The day announced itself with quiet rays of sunlight peeking across the mountain tops, the valley below still hidden in shadows. After a quiet night next to the river bed, it was time to get going in the cool of the morning, get away from the humdrum of the well travelled road that we had left the day before. Lumley was ready to go, I quickly fed her and packed up, time to motor on down along the river bed. I wanted to see some desert elephants, it had been a while, so we took the road less travelled, a two-track down the river towards the coast. A sandy road that would challenge me and the land rover, but we had done similar trips before and the 4-wheeler could cope if I did my bit.
Once I had packed up and checked that nothing was left behind, I had a a slow walk around the camp site looking at animals tracks; a few kudu tracks at a distance from the camp site and the expected jackal tracks that led up to the fire from the previous evening, no indication of lion or leopard. Some fading elephant tracks, a few days old and heading west, were an early promise of elephants down river. Lumley was running around sniffing everything, this was a different world for her; after some cajoling, she reluctantly jumped up into her seat and we followed the river downstream. I was a little vary, not knowing where the elephants may be, as the track was surrounded by high brush on both sides. On a previous trip down a different valley, I had to do some rather rapid reverse driving to escape a young bull elephant on testosterone overload. The kind of story you may want to tell your grandchildren, if you survive, but not exactly a pleasant experience at the time.

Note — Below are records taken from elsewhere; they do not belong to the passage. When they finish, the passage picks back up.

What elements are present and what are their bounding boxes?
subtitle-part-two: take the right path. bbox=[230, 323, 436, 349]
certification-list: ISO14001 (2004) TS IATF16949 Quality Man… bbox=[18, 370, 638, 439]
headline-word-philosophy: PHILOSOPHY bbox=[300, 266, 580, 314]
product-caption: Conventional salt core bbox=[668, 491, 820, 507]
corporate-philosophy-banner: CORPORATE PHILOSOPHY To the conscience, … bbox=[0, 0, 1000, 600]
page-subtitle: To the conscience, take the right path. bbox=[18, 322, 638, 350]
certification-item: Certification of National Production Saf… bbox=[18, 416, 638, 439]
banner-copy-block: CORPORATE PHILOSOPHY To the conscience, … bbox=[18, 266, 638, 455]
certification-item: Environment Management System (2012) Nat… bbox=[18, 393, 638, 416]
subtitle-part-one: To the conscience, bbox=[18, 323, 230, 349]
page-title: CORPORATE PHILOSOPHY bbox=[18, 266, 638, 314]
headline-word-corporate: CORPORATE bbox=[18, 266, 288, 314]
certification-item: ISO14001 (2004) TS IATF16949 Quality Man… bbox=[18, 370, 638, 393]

“Lumley, time to hit the road”, she just wagged her tail and smiled doggy fashion, tongue hanging out, poked her head out the window and barked once in approval. It was slow going, the way we liked it, I hummed some random tunes and chatted with Lumley, whose tail wagging I took to be agreement. After a few miles the track took a turn away from the river and up the side of the valley. I stopped on a crest and we got out the car, both Lumley and myself having a good stretch. I looked down into the valley and noticed that the river had formed a big pool with a big herd of antelope to one side, not drinking as would be expected, but looking across the water at the opposite river bank. I got out my binoculars to have a closer look and spotted four lions, two youngsters having a playful fight and a mature male and female. The latter two were clearly in the mating zone and I decided to get some lunch for Lumley and myself, then settled down to watch the show for a while. I let Lumley go on discovery while keeping a close eye on her, I did not want her to startle the antelope that were on our side of the river. She’s a good dog, kind-of “gets it” and after a while she came to lie at my feet, falling asleep in quick time. Down below the male lion was keen to let the whole valley know of his conquest with a load roar every time he mounted the female; a lion’s roar does travel well and still instils fear in me every time I hear it, even in the distance. The antelope slowly meandered towards the water, thirst driving them onward, there was a tense equilibrium around the pool. I noted that the track turned back down the hill and passed next to the pool, not too far from the lions, though these were on the opposite bank. Time to get out the camera, there were potentially some good shots on offer. I started the car, allowed the animals in the valley to settle and get used to the strange noise, then slowly drove down the hill so as not to disturb the animals too much. They were clearly not conditioned to cars and humans, unlike in the game reserves further north, we were in their territory. Fortunately, the antelope settled fairly quickly and the lions did not seem to care, the youngsters playing and the adults, well, you know what I’m getting at.
Lumley was not comfortable, it may have been the smell of the lions, and she lay down next to me with her head in my lap, a clear signal that a cuddle was requested. At an opportune point I stopped the car and set up my camera for some photography while also “enjoying the moment”. I contemplated staying there for a few hours, but we needed to move on to a camping spot away from the lions, it was not safe here for either of us. Slowly I drove away, heading west, we might come back tomorrow.
The sun settled behind the mountains. It would be a cold night with the stars at their brilliant best against the dark desert sky. Sleep would come easily for both of us. I looked at Lumley: “Are we going to see elephants tomorrow?” She wagged her tail in excitement, we fell asleep. Life in the slow lane.